The answer to this question depends on both statute and contract law. If your employment contracts list bank holidays as being an entitlement then part-timers are entitled to pay for those days. If the contract is silent in this respect and that bank holiday is a day they would not normally have worked they are not entitled to pay for it. A simple guide to start you in the right direction, if you close the doors on a day that they would otherwise have worked – you pay them.
Thus a part-timer who normally works say, Tuesday, Wednesday and Thursday would never work on Good Friday, Easter Monday, the two May day holidays or the August bank holiday.
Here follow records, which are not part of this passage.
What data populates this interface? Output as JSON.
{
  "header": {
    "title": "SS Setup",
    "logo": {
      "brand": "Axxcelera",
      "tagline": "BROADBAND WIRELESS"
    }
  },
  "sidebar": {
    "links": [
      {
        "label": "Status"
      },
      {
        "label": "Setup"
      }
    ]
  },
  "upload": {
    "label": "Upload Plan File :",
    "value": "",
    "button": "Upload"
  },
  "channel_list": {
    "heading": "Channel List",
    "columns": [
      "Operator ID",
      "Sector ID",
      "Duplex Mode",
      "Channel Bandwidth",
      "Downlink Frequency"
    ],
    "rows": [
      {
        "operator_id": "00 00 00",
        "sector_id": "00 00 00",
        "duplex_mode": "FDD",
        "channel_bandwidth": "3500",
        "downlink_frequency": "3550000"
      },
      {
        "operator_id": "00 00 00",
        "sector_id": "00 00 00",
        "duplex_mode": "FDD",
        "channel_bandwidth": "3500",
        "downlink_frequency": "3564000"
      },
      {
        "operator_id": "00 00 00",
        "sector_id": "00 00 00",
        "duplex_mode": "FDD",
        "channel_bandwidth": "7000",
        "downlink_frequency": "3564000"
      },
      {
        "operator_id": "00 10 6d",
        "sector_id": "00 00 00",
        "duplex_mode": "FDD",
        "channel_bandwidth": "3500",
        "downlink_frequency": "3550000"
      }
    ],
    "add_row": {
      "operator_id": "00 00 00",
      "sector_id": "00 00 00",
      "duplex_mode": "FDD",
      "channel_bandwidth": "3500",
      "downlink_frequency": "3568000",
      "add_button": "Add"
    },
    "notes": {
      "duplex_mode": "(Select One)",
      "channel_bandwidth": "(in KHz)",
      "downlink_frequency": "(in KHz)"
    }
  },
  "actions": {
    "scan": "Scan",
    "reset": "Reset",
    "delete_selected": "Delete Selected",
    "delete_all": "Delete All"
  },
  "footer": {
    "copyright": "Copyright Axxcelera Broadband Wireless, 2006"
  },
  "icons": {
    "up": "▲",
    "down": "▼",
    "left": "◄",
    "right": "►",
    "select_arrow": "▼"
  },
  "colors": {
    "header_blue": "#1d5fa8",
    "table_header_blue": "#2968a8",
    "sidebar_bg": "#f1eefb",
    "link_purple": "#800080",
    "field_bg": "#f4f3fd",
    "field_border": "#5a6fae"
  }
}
Christmas Day, Boxing Day and New Year’s Day, rotating as they do through the days of the week, would mean that the part-timer would be paid as they occurred on Tuesdays, Wednesdays and Thursdays. (Amounts and days differ in Scotland).
The Government is increasing the annual paid holiday entitlement, under the amended Working Time Regulations to 4.8 weeks from October 2007 and to 5.6 weeks from October 2008. It is important to note that nothing in legislation states that employees and workers are entitled to the bank holidays as holidays. The one exception to this is workers covered by the Agricultural Wages Order. Since the Order specifies bank holidays as holidays, workers in that industry are entitled to them as a statutory right – all the rest of us, if we have such a right, have it through our contracts of employment. (For six day week workers the limit will be 28 days maximum not 6 days x 5.6 days.)